The Beginning of Hannah Szenes


Born to a wealthy Jewish family on the 17th of July, 1921, she was a smart and bright young woman. Her father had died when she was 6 years old, she was raised by her mother alongside her brother, György Szenes. Hannah and her family immigrated to Palestine in 1939 and this is where her journey began. After completing her studies, she joined the Sedot Yam kibbutz at Caesarea and her diary highlights her struggles during her time spent there.

Mission and Imprisonment

Szenes was determined to go back home to Hungary and destabilize the Nazis taking hold of the country. In 1943, Hannah was recruited by the Clandestine Military Operation and also joined the Palmah and participated in a course for paratroopers. The mission took place in Yugoslavia in March 1944. Hannah and other volunteers were dropped there to aid anti-nazi forces and to step onto Hungarian soil.

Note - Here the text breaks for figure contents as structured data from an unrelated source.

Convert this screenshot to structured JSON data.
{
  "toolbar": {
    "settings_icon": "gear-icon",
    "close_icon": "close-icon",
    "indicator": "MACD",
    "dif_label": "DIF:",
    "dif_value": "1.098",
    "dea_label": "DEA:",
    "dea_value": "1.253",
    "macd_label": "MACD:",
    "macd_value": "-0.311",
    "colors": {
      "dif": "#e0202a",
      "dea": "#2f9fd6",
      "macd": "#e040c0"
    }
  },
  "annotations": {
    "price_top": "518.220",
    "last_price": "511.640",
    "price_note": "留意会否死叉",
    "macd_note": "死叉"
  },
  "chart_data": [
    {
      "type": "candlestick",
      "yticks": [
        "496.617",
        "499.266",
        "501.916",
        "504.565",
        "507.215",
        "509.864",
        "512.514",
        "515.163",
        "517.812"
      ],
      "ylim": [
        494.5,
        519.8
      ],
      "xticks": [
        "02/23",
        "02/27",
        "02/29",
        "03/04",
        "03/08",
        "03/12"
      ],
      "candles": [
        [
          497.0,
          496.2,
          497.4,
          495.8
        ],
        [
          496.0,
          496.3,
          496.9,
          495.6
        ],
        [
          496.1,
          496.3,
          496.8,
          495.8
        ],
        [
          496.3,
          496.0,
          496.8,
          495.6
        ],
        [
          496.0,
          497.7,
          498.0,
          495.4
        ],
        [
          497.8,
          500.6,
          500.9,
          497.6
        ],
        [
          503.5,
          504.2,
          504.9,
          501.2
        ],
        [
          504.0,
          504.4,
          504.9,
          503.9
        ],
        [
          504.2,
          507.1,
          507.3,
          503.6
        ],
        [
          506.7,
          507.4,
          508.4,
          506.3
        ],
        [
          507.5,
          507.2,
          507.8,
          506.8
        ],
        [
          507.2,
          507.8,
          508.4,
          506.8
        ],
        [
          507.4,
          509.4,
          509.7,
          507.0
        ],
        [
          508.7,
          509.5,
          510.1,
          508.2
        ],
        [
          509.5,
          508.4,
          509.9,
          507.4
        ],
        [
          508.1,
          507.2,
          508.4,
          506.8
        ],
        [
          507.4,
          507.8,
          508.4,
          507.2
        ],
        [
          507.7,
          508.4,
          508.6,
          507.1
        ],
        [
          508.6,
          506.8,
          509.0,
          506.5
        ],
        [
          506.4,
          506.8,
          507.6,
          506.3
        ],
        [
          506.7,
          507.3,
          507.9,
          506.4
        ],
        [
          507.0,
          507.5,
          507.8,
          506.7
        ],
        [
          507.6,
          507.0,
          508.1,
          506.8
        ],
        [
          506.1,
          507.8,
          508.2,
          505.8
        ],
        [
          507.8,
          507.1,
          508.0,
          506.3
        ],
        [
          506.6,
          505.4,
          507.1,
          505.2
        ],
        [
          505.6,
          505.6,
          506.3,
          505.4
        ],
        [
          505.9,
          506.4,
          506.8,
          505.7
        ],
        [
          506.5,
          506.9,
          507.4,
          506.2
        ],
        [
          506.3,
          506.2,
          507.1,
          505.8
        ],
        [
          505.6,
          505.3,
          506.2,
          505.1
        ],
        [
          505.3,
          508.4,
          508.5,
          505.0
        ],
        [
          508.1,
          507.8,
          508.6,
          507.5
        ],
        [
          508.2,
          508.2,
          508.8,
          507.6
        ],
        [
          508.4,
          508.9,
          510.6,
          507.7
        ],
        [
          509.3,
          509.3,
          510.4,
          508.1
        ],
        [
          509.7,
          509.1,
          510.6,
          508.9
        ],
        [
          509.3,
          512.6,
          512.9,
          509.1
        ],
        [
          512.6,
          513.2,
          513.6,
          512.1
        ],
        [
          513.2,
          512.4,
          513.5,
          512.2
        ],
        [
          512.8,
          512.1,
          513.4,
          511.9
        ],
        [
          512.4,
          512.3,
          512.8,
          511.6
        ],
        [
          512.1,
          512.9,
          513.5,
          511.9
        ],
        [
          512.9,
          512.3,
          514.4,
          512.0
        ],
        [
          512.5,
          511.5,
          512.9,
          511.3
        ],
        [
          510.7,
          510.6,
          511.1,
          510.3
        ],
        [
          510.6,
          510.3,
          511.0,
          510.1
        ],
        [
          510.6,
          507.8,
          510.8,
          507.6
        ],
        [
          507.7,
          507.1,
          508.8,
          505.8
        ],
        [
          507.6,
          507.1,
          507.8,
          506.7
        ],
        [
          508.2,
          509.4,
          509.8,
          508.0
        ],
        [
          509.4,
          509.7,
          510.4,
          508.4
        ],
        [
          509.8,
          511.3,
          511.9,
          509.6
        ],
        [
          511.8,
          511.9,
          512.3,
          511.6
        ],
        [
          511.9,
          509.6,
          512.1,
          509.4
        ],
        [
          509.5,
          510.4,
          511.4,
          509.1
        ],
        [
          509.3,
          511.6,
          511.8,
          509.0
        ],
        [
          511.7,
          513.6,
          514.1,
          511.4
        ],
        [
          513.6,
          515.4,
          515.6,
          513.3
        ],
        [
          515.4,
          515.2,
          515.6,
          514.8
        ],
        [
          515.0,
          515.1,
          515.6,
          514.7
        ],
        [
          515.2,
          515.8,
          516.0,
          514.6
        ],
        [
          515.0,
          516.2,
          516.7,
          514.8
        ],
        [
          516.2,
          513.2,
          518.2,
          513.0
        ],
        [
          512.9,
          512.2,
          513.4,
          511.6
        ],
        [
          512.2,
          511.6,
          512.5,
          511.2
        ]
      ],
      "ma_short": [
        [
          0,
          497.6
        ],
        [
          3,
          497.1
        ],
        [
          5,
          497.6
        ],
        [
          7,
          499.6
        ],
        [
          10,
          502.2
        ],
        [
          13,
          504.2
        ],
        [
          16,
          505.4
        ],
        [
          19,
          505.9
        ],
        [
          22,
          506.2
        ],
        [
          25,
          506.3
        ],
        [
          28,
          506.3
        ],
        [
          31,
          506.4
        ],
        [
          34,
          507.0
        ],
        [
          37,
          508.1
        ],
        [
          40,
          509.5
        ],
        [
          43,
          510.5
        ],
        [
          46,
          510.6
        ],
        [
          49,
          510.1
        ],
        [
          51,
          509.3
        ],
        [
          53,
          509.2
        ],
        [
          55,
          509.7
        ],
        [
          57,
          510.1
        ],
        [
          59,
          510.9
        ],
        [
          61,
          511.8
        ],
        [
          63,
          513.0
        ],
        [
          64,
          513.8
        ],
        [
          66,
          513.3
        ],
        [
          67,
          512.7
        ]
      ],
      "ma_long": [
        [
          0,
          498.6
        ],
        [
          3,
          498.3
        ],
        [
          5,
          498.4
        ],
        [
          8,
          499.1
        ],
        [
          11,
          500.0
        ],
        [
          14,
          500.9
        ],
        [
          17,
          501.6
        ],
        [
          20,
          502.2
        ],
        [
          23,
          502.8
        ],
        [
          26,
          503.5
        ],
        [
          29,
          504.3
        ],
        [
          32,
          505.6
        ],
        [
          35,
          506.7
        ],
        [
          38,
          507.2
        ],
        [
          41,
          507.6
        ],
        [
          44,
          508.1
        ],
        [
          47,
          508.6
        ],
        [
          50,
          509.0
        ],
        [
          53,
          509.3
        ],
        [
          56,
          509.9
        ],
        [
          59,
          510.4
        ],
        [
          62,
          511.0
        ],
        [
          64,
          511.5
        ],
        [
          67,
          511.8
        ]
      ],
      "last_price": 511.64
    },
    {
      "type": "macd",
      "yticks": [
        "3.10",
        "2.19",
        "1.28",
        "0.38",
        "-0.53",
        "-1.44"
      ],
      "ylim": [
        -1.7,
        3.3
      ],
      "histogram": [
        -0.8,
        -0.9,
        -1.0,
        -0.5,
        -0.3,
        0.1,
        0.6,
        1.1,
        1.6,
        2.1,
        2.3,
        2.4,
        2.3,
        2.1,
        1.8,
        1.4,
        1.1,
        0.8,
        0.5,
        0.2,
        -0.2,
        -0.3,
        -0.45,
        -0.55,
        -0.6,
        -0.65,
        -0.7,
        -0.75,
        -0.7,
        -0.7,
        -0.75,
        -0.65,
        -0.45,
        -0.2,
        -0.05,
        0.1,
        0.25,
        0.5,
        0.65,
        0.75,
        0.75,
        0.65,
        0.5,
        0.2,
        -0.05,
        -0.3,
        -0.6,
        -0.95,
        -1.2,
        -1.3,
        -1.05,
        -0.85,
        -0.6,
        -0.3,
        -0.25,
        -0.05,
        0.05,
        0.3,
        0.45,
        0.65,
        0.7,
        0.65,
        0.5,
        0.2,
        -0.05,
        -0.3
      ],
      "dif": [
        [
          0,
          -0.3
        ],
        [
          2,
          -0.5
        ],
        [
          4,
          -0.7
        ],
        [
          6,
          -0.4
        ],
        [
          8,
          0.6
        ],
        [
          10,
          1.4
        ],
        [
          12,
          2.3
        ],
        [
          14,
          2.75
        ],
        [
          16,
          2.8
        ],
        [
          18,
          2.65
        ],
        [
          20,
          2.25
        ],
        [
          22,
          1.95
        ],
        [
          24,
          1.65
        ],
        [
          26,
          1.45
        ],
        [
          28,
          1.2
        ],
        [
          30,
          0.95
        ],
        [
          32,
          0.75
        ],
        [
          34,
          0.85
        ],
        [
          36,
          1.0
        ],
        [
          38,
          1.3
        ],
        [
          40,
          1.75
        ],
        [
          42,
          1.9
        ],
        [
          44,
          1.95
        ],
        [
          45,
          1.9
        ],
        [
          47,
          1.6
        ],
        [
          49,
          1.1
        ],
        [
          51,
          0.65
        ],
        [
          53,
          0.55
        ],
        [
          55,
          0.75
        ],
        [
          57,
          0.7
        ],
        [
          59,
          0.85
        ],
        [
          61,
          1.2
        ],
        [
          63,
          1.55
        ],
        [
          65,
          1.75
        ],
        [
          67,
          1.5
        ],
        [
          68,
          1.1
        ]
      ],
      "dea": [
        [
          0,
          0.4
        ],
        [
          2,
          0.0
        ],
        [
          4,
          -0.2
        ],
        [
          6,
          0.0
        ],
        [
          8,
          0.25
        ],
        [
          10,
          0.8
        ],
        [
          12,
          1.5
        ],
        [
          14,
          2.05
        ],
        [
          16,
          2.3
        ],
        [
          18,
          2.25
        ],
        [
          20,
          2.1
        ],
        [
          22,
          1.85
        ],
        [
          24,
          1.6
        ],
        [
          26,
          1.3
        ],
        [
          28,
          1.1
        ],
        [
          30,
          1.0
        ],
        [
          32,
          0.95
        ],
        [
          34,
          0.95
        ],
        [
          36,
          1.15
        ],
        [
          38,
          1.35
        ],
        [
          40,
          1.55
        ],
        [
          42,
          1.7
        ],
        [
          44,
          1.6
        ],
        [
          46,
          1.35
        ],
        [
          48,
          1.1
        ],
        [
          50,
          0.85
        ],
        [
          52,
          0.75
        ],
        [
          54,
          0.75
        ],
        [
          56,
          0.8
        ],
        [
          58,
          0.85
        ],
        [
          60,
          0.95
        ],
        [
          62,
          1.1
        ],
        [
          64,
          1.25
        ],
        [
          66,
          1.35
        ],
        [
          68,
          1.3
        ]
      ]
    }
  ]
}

Unfortunately, hours after reaching Hungary, Hannah was captured by Hungarian forces and was tortured to give up wireless codes and information of allied forces. Her resistance led to the Hungarian forces bringing her Mother into the interrogation, however this did not change anything as both women refused to give up any information. She remained loyal to the cause till the very end.

Hannah didn’t cooperate and gave up any information, therefore the Hungarian forces gave her two options: Beg for a pardon or be sentenced to death by a firing squad. Refusing to be tried by her captors, she went to her death at the age of only 23. Hannah’s mother managed to escape during the infamous “Death March” in Budapest and hid in the city until it was liberated in 1945. Hannah’s legend and bravery lives on in her diaries, journals, poems and plays that have since been published in Hebrew. In 1950, her remains were taken to Israel and given a proper military burial in the Parachuter’s section. Hannah Szenes’s legend and memory will forever live with us all.